Infant Blood Group: A positive
Direct Antiglobulin Test (DAT): Positive
Total Serum Bilirubin (TSB): 280 µmol/L
Direct Bilirubin: 4 µmol/L

According to the Canadian Paediatric Society guidelines, which of the following is the most appropriate next step in management?

Options

A. Discontinue breastfeeding and start formula for 48 hours
B. Initiate intensive phototherapy
C. Perform an exchange transfusion immediately
D. Reassure the parents and repeat TSB in 24 hours
E. Administer intravenous immunoglobulin (IVIG)

Explanation

The correct answer is:

B. Initiate intensive phototherapy

Detailed Explanation: This clinical scenario describes a newborn with ABO incompatibility (Mother O, Baby A, DAT positive). This places the infant in a higher risk category for severe hyperbilirubinemia due to hemolysis.

Analysis: At 36 hours of life, a TSB of 280 µmol/L in an infant with risk factors (hemolysis) typically falls above the treatment threshold for phototherapy on standard Canadian nomograms.
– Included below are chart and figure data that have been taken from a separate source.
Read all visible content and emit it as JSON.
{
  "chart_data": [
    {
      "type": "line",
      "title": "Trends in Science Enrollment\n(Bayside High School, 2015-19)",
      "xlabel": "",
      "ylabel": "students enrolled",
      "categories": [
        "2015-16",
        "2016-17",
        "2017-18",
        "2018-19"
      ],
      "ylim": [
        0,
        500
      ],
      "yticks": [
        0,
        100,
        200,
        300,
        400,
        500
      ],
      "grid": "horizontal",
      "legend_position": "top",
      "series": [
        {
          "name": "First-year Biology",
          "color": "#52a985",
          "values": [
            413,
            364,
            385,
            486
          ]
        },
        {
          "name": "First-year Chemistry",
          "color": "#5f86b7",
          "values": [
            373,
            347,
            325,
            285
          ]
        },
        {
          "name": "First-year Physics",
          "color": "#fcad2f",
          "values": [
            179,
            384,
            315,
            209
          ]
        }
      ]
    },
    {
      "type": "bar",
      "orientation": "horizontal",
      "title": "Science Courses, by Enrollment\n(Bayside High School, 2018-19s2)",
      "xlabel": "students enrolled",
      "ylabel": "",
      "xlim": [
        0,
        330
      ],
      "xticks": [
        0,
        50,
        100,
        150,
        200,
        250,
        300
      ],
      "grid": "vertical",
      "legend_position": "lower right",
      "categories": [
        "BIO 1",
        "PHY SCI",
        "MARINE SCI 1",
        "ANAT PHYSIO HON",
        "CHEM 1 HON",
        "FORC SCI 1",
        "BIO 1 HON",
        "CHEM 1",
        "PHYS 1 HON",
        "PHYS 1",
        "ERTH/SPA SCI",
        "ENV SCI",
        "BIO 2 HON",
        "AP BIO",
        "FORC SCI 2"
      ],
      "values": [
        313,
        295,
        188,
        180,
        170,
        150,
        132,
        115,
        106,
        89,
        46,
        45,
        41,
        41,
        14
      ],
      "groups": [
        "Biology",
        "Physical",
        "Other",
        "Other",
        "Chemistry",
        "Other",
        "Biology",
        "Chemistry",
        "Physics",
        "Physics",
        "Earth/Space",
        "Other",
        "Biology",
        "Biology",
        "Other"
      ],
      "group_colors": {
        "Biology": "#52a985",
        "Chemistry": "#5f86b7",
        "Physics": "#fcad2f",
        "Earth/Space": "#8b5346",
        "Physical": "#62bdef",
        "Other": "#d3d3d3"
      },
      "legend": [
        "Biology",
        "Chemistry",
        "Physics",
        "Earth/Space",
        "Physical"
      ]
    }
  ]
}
Immediate initiation of phototherapy is required to prevent further rise and potential neurotoxicity.
Why A is incorrect: Interruption of breastfeeding is generally not recommended as a first-line treatment. The focus should be on treating the jaundice while supporting breastfeeding (or supplementing if dehydration is severe, which is not indicated here).
Why C is incorrect: Exchange transfusion is reserved for infants with signs of acute bilirubin encephalopathy or TSB levels significantly higher than the phototherapy threshold (often > 375-400 µmol/L at this age depending on risk) or failure of phototherapy.
Why D is incorrect: Waiting 24 hours is dangerous. This is hemolytic jaundice, and levels can rise rapidly.
Why E is incorrect: IVIG is indicated if the TSB is rising despite intensive phototherapy or if the TSB is within 30-50 µmol/L of the exchange transfusion threshold. It is not the initial step before starting phototherapy.

References

Canadian Paediatric Society (CPS). Guidelines for detection, management and prevention of hyperbilirubinemia in term and late preterm newborn infants. Paediatrics & Child Health, 2007 (Reaffirmed 2018). Available at: https://cps.ca/en/documents/position/hyperbilirubinemia-newborn
Medical Council of Canada. MCCQE Part I Objectives: Neonatal Jaundice.
Bhutani VK, et al. Predictive ability of a predischarge hour-specific serum bilirubin for subsequent significant hyperbilirubinemia in healthy term and near-term newborns. Pediatrics. 1999.
Toronto Notes 2024. Pediatrics Chapter: Neonatology.